A burocracite aguda

Uma vez que o MENAC não precisa de fazer concursos públicos, deveria substituir-se às autarquias na aquisição de recursos.

Há mais de 15 anos, o programa Simplex derrotou corporações e acabou com anacronismos. O resultado foi positivo mas efémero. Há novas burocracias que o cidadão odeia, porque só lhe atrasam a vida, e que os políticos não querem, porque complicam os processos.

Mas são os políticos que, com as suas decisões, favorecem a burocracia e deixaram que o Estado fosse invadido por um exército de funcionários sem bom senso que se entretêm a criar complicações inúteis, para justificarem a manutenção dos seus lugares. Depois, se os governantes decidem, por bom senso, em desespero ou por racionalidade económica, extinguir uma dessas entidades intermédias, as competências (e os incompetentes) migram para outra similar. E isso só resulta em maior entropia na Administração Púbica.

A burocracia tem, na sua génese, estupidez e desconfiança. Veja-se o caso do MENAC – Mecanismo Nacional Anticorrupção. Segundo o Público, esta agência não lançou até hoje um único concurso público. Optou por ajustes diretos e procedimentos não concorrenciais para adquirir bens e serviços. Enquanto os seus responsáveis se defendem com a letra da lei, ignorando as boas práticas que recomendam a terceiros, o MENAC resolve castigar os municípios com uma exigência impraticável, ao interpretar de forma absurda o que está previsto no Regime Geral da Prevenção da Corrupção. Este decreto-lei impõe que, em cada deliberação, os membros dos órgãos de administração – o que nas câmaras municipais abrange toda a vereação e a assembleia municipal – declarem a inexistência de conflito de interesses.

Anteriormente entendia-se, ad contrarium, que o eleito se deveria escusar a participar e a votar qualquer deliberação que pudesse suscitar um conflito de interesses. Não vislumbro utilidade nesta alteração: se decorre das minhas funções o estrito cumprimento da lei, não deveria ser necessário atestar caso a caso que o faço. Só que o MENAC decidiu interpretar, com a concordância da CCDR-N, que, logo que a deliberação é tomada, cada um dos intervenientes tem de assinar um papel impresso com essa declaração individual de inexistência de conflito de interesses.

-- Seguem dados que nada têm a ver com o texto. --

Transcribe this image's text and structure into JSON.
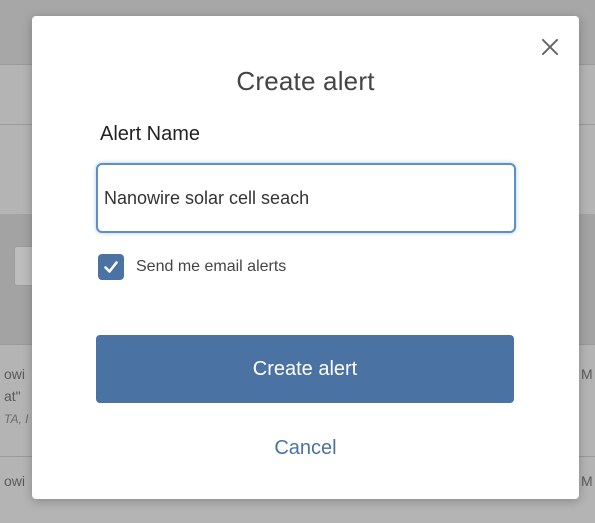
{
  "modal": {
    "title": "Create alert",
    "alert_name_label": "Alert Name",
    "alert_name_value": "Nanowire solar cell seach",
    "email_alerts_label": "Send me email alerts",
    "email_alerts_checked": true,
    "create_button_label": "Create alert",
    "cancel_label": "Cancel",
    "close_icon": "close-icon"
  },
  "background": {
    "row1_line1": "owi",
    "row1_line2": "at\"",
    "row1_line3": "TA, I",
    "row2_line1": "owi",
    "right_fragment_1": "M",
    "right_fragment_2": "M"
  },
  "colors": {
    "accent": "#4a73a3",
    "focus_border": "#5b8fc6"
  }
}
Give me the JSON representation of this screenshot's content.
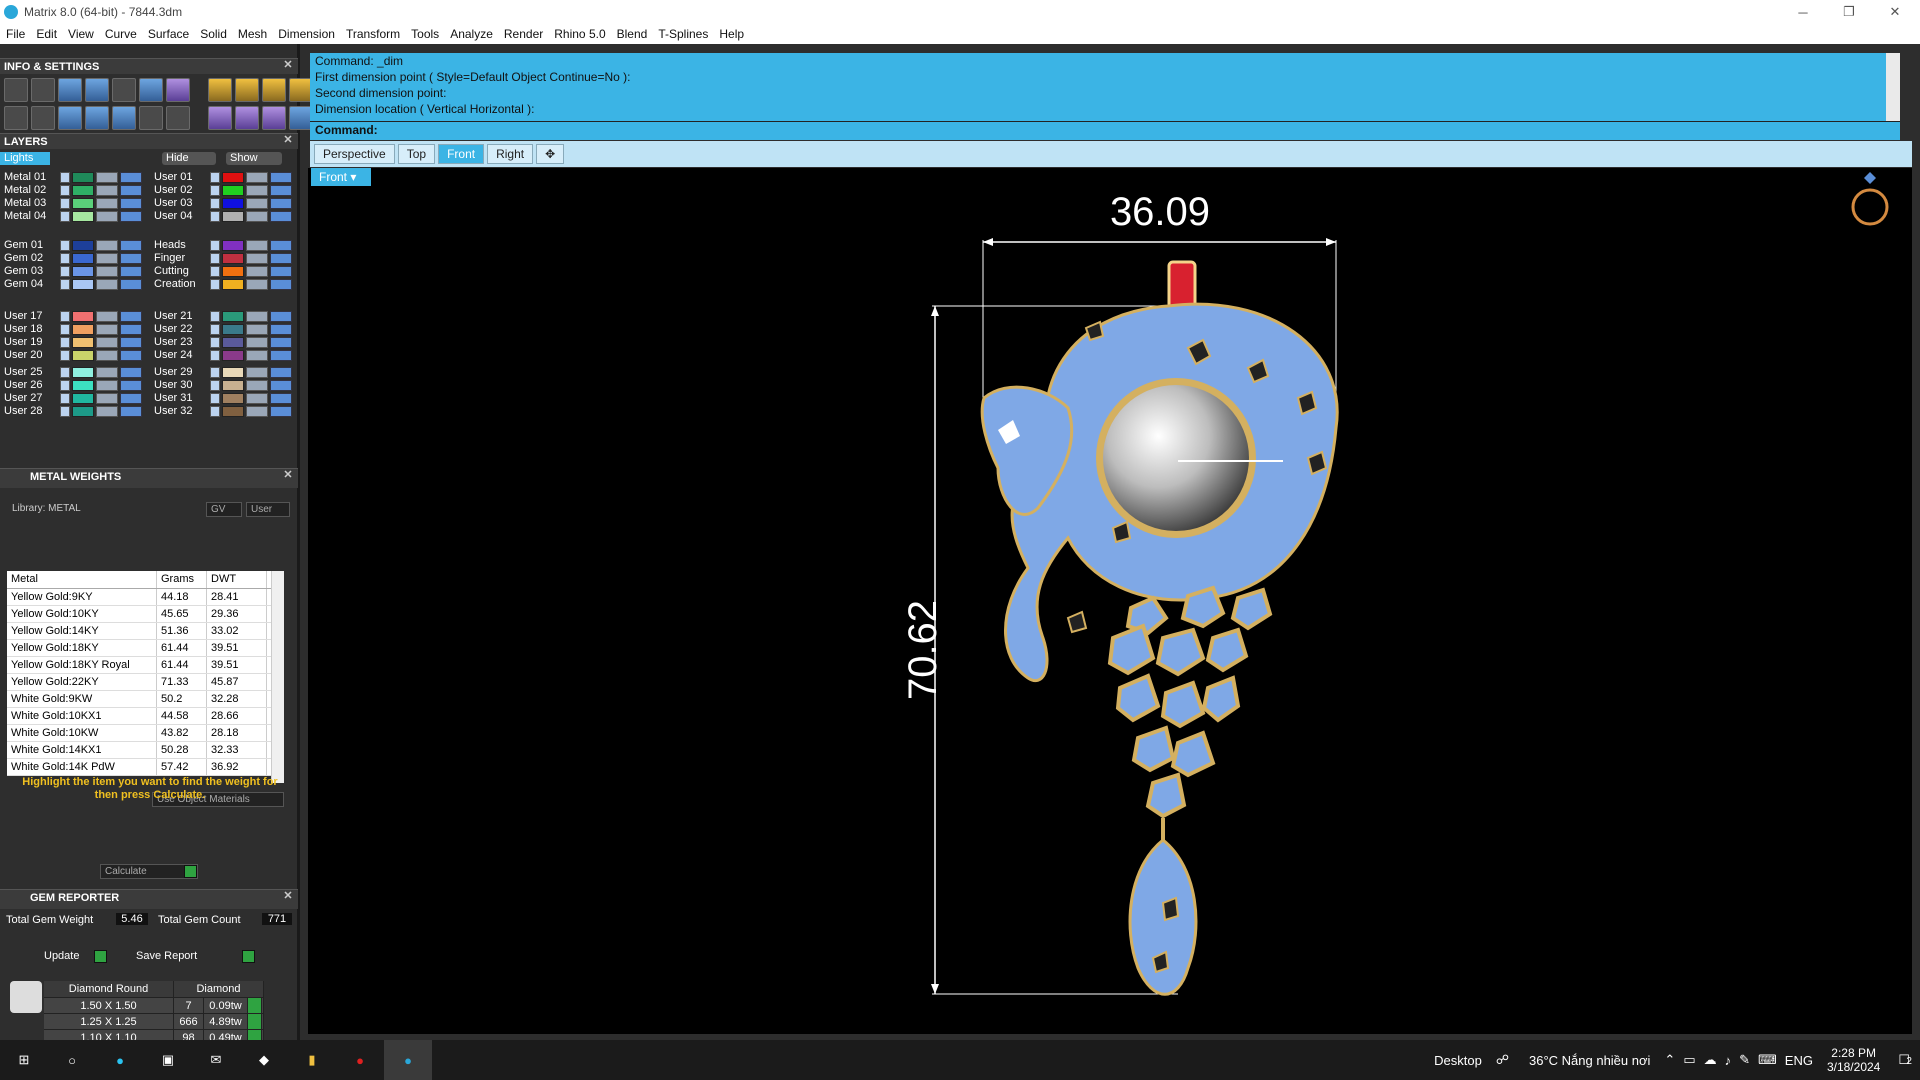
{
  "window": {
    "title": "Matrix 8.0 (64-bit) - 7844.3dm",
    "minimize": "─",
    "maximize": "❐",
    "close": "✕"
  },
  "menu": [
    "File",
    "Edit",
    "View",
    "Curve",
    "Surface",
    "Solid",
    "Mesh",
    "Dimension",
    "Transform",
    "Tools",
    "Analyze",
    "Render",
    "Rhino 5.0",
    "Blend",
    "T-Splines",
    "Help"
  ],
  "info_settings": {
    "title": "INFO & SETTINGS"
  },
  "layers": {
    "title": "LAYERS",
    "lights": "Lights",
    "hide": "Hide",
    "show": "Show",
    "left": [
      {
        "name": "Metal 01",
        "color": "#1f8a5a"
      },
      {
        "name": "Metal 02",
        "color": "#2fb066"
      },
      {
        "name": "Metal 03",
        "color": "#5ad07a"
      },
      {
        "name": "Metal 04",
        "color": "#a6e7a0"
      },
      {
        "name": "Gem 01",
        "color": "#1d3f9a"
      },
      {
        "name": "Gem 02",
        "color": "#3a68d0"
      },
      {
        "name": "Gem 03",
        "color": "#6a95e6"
      },
      {
        "name": "Gem 04",
        "color": "#a9c6f4"
      },
      {
        "name": "User 17",
        "color": "#f07070"
      },
      {
        "name": "User 18",
        "color": "#f0a060"
      },
      {
        "name": "User 19",
        "color": "#f0c070"
      },
      {
        "name": "User 20",
        "color": "#c9d36a"
      },
      {
        "name": "User 25",
        "color": "#8ff0e0"
      },
      {
        "name": "User 26",
        "color": "#3ce0c0"
      },
      {
        "name": "User 27",
        "color": "#20b8a0"
      },
      {
        "name": "User 28",
        "color": "#1d9a88"
      }
    ],
    "right": [
      {
        "name": "User 01",
        "color": "#e01010"
      },
      {
        "name": "User 02",
        "color": "#20d020"
      },
      {
        "name": "User 03",
        "color": "#1010e0"
      },
      {
        "name": "User 04",
        "color": "#b0b0b0"
      },
      {
        "name": "Heads",
        "color": "#8030c0"
      },
      {
        "name": "Finger",
        "color": "#c03040"
      },
      {
        "name": "Cutting",
        "color": "#f07010"
      },
      {
        "name": "Creation",
        "color": "#f0b020"
      },
      {
        "name": "User 21",
        "color": "#2a9a7a"
      },
      {
        "name": "User 22",
        "color": "#3a7a8a"
      },
      {
        "name": "User 23",
        "color": "#5a5a9a"
      },
      {
        "name": "User 24",
        "color": "#8a3a8a"
      },
      {
        "name": "User 29",
        "color": "#e8d8b8"
      },
      {
        "name": "User 30",
        "color": "#c8b090"
      },
      {
        "name": "User 31",
        "color": "#a08060"
      },
      {
        "name": "User 32",
        "color": "#806040"
      }
    ]
  },
  "metal_weights": {
    "title": "METAL WEIGHTS",
    "library": "Library: METAL",
    "gv": "GV",
    "user": "User",
    "columns": [
      "Metal",
      "Grams",
      "DWT"
    ],
    "rows": [
      [
        "Yellow Gold:9KY",
        "44.18",
        "28.41"
      ],
      [
        "Yellow Gold:10KY",
        "45.65",
        "29.36"
      ],
      [
        "Yellow Gold:14KY",
        "51.36",
        "33.02"
      ],
      [
        "Yellow Gold:18KY",
        "61.44",
        "39.51"
      ],
      [
        "Yellow Gold:18KY Royal",
        "61.44",
        "39.51"
      ],
      [
        "Yellow Gold:22KY",
        "71.33",
        "45.87"
      ],
      [
        "White Gold:9KW",
        "50.2",
        "32.28"
      ],
      [
        "White Gold:10KX1",
        "44.58",
        "28.66"
      ],
      [
        "White Gold:10KW",
        "43.82",
        "28.18"
      ],
      [
        "White Gold:14KX1",
        "50.28",
        "32.33"
      ],
      [
        "White Gold:14K PdW",
        "57.42",
        "36.92"
      ]
    ],
    "use_object_materials": "Use Object Materials",
    "hint": "Highlight the item you want to find the weight for then press Calculate.",
    "calculate": "Calculate"
  },
  "gem_reporter": {
    "title": "GEM REPORTER",
    "total_weight_label": "Total Gem Weight",
    "total_weight": "5.46",
    "total_count_label": "Total Gem Count",
    "total_count": "771",
    "update": "Update",
    "save_report": "Save Report",
    "headers": [
      "Diamond Round",
      "Diamond"
    ],
    "rows": [
      [
        "1.50 X 1.50",
        "7",
        "0.09tw"
      ],
      [
        "1.25 X 1.25",
        "666",
        "4.89tw"
      ],
      [
        "1.10 X 1.10",
        "98",
        "0.49tw"
      ]
    ]
  },
  "command": {
    "lines": [
      "Command: _dim",
      "First dimension point ( Style=Default  Object  Continue=No ):",
      "Second dimension point:",
      "Dimension location ( Vertical  Horizontal ):"
    ],
    "prompt": "Command:"
  },
  "viewport_tabs": [
    "Perspective",
    "Top",
    "Front",
    "Right",
    "✥"
  ],
  "viewport": {
    "label": "Front",
    "dimension_width": "36.09",
    "dimension_height": "70.62"
  },
  "taskbar": {
    "desktop": "Desktop",
    "weather": "36°C  Nắng nhiều nơi",
    "language": "ENG",
    "time": "2:28 PM",
    "date": "3/18/2024",
    "notifications": "2"
  }
}
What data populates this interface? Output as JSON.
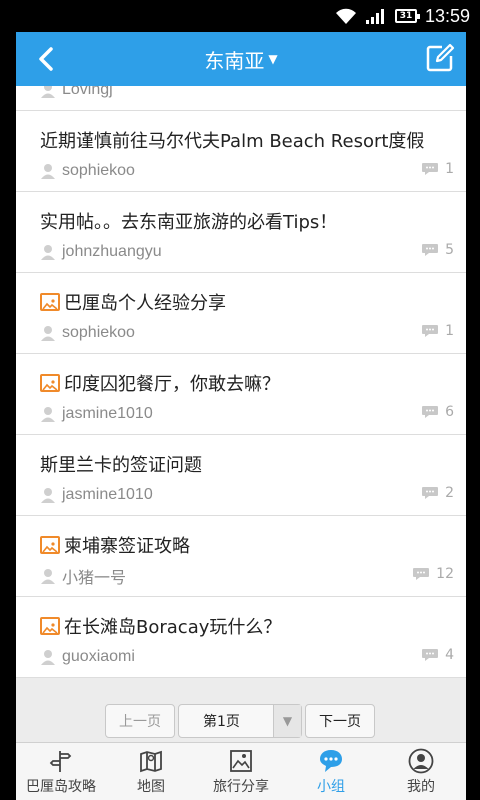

Esta nova regra é, não só humilhante para os eleitos, mas também inútil, insensata e impossível de cumprir. Veja-se o caso da Câmara Municipal do Porto, cujo Executivo tem 13 membros e vota cerca de 500 propostas por ano. Destas, cerca de um quinto é posteriormente votada pelos 46 membros da Assembleia Municipal. Enfim, uma gigantesca, desnecessária e exasperante burocracia…

O que os burocratas nos dizem é que, em cada reunião eapós cada deliberação, haverá que interromper os trabalhos e recolher de todos os participantes uma declaração individual em que estes garantem que, ao votar, não cometem nenhuma irregularidade. Além da confusão e do tempo perdido, há o aspeto logístico e ambiental. Este burocrático expediente implica que, anualmente, sejam impressas, assinadas e arquivadas, só no Município do Porto, mais de dez mil inúteis folhas de papel! E isto aplicar-se-á aos outros 307 municípios e a mais de 3000 freguesias.

Uma vez que o MENAC não precisa de fazer concursos públicos, deveria substituir-se às autarquias na aquisição de recursos. Desde logo adquirir, para cumprimento da lei, uma fábrica de papel, uma floresta adjacente e um laboratório de toners. E também um bom armazém central para guardar estas inutilidades…

Já agora, sempre que os órgãos do MENAC tomem uma decisão insana, declarem por escrito que ninguém lhes paga para ter bom senso.